Boxing’s Best: Montero’s 2015 Awards
By Michael Montero – Another year of boxing is in the books. Once again fight fans are looking forward to the year ahead, but not before fully taking in what transpired during the previous twelve months. As with every year that preceded it, 2015 was a mixed bag of positive and negative in the world of boxing, but even the most fickle of fans would have to agree that it was a good year overall for cruelest of sports. Here are some choices from this writer for the best and worst this year in professional pugilism.

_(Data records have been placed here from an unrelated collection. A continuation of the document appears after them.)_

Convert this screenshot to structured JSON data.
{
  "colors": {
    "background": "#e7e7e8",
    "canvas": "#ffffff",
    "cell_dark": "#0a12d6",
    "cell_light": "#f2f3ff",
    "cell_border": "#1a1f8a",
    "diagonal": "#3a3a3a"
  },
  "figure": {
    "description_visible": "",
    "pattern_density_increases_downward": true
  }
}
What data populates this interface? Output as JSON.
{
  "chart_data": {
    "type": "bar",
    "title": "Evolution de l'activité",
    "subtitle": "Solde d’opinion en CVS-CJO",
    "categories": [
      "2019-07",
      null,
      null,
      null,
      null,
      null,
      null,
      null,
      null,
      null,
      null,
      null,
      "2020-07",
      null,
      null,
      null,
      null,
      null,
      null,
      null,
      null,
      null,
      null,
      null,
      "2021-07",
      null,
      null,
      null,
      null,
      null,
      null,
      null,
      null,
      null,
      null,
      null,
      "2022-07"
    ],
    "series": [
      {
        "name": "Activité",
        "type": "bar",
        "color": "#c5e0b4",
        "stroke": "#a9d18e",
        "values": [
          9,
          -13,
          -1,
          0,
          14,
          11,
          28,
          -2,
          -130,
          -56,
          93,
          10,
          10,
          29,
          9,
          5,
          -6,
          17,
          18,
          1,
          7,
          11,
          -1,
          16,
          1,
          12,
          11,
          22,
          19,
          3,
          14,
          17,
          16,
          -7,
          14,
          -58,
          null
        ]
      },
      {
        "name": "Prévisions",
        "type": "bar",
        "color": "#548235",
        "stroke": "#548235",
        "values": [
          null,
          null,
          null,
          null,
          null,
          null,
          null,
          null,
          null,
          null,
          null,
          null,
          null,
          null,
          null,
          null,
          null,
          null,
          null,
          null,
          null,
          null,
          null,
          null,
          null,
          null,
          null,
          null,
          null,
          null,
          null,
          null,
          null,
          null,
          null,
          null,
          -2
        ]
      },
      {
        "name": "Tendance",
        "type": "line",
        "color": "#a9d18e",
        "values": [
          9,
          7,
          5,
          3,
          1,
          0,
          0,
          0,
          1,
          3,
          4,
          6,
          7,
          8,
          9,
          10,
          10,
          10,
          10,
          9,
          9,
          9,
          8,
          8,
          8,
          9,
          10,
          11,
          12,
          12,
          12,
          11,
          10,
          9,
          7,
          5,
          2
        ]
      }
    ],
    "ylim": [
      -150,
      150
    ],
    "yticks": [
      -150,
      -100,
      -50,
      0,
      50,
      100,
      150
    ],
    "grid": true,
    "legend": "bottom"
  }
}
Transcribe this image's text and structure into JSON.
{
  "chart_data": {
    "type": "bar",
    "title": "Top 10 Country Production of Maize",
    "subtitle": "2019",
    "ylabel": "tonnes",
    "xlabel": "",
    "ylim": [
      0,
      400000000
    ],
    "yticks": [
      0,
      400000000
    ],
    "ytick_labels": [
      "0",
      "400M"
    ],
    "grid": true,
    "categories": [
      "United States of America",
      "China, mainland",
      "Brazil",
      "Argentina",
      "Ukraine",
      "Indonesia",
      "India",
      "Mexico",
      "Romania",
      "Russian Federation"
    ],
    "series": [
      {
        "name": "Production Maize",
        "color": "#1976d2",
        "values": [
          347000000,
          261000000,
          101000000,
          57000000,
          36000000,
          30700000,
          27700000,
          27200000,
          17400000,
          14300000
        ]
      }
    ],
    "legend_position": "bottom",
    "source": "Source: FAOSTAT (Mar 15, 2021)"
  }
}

Comeback Fighter of the Year
Several fighters came back from a difficult in 2014 to have a very productive 2015. Chicago-based Poland native Andrzej Fonfara rebounded well from a loss to linear light heavyweight champion Adonis Stevenson last May. This April he scored an upset stoppage win over Julio Cesar Chavez Jr, then in October he won a decision in front of his hometown fans against Nathan Cleverly in one of the better fights of 2015. Nonito Donaire suffered a vicious knockout loss to Nicholas Walters last October and it appeared he could be finished; but the ‘Filipino Flash’ went 3-0 this year and picked up a vacant 122lb title earlier this month in a great fight against Mexican Cesar Juarez. But more than any other boxer on the big stage, Timothy ‘Desert Storm’ Bradley came back from a rough 2014 to have a great year and set himself up for big business in 2016. Last year Bradley lost a wide decision to Manny Pacquiao and was robbed in a draw with Argentinian Diego Chaves. However this June Bradley was in the main event of HBO Boxing’s 1,000th fight, earning a decision win over then undefeated Jessie Vargas. In November, working with trainer Teddy Atlas for the first time, Bradley scored an emphatic knockout victory over the rugged Brandon Rios. As of now it appears that Desert Storm is #1 in the running to face Pacquiao in what is to be his final professional bout next spring.
Disappointment of the Year
For many fans, 2015 will be a year remembered mainly for the inactivity of several of boxing’s brightest stars. Terence Crawford, the 2014 fighter of the year, had a lackluster 2015. The same can be said for Nicholas Walters, Sergey Kovalev, Kell Brook, Naoya Inoue, Guillermo Rigondeaux and especially Amir Khan. Several PBC fighters like Keith Thurman, Danny Garcia and Adonis Stevenson had uneventfu years. But the biggest disappointment in terms of negative impact to the sport was the so-called “Fight of the Century”, in which Floyd Mayweather won a less than spectacular decision over Manny Pacquiao. Sure, it crushed every box office record in sports history. Sure, it garnered the attention of the mainstream media and casual fans. But the announcement of the fight was delayed, the dedicated boxing press was treated poorly, the price tag was too high, the undercard featured two worthless mismatches and the main event looked like a glorified sparring session between a true welterweight and a blown up lightweight. In the coming months it was discovered that Mayweather violated WADA protocol and USADA granted him a “therapeutic use exemption” for his illegal IV use. The whole thing left a bad taste in the mouth of casual fans and may affect the PPV model in the sport for years to come.
Fighter of the Year
This year there was no true runaway favorite for FOTY, but there were certainly notable candidates. Many feel that Saul ‘Canelo’ Alvarez had the KO of the year with his 3rd round demolition of James Kirkland in May, then he went on to score a decisive win over Miguel Cotto in November; both events were huge box office draws. Few would argue that Tyson Fury scored the upset of the year with his victory over long-reigning heavyweight champion Wladimir Klitschko, but one performance isn’t enough to warrant FOTY honors. The same could be said about Floyd Mayweather for winning the biggest event of the year against Pacquiao; that simply isn’t enough. In terms of sheer dominance, excitement and buzz among diehard fight fans, the two top candidates in the opinion of this writer were Roman Gonzalez and Gennady Golovkin. Both ‘Chocolatito’ and ‘GGG’ went 3-0 this year (all wins by knockout) and are lined up for big fights in 2016; Gonzalez in a rematch with Juan Francisco Estrada and Golovkin in a possible super-fight with Canelo. After much consideration, this writer gives the slight edge to the “Big Drama Show”. The 2015 fighter of the year is Gennady Golovkin for his dominate stoppages over Martin Murray, whom many feel was robbed in previous title fights against Felix Sturm and Sergio Martinez, and David Lemieux, whom GGG unified titles with in his first PPV.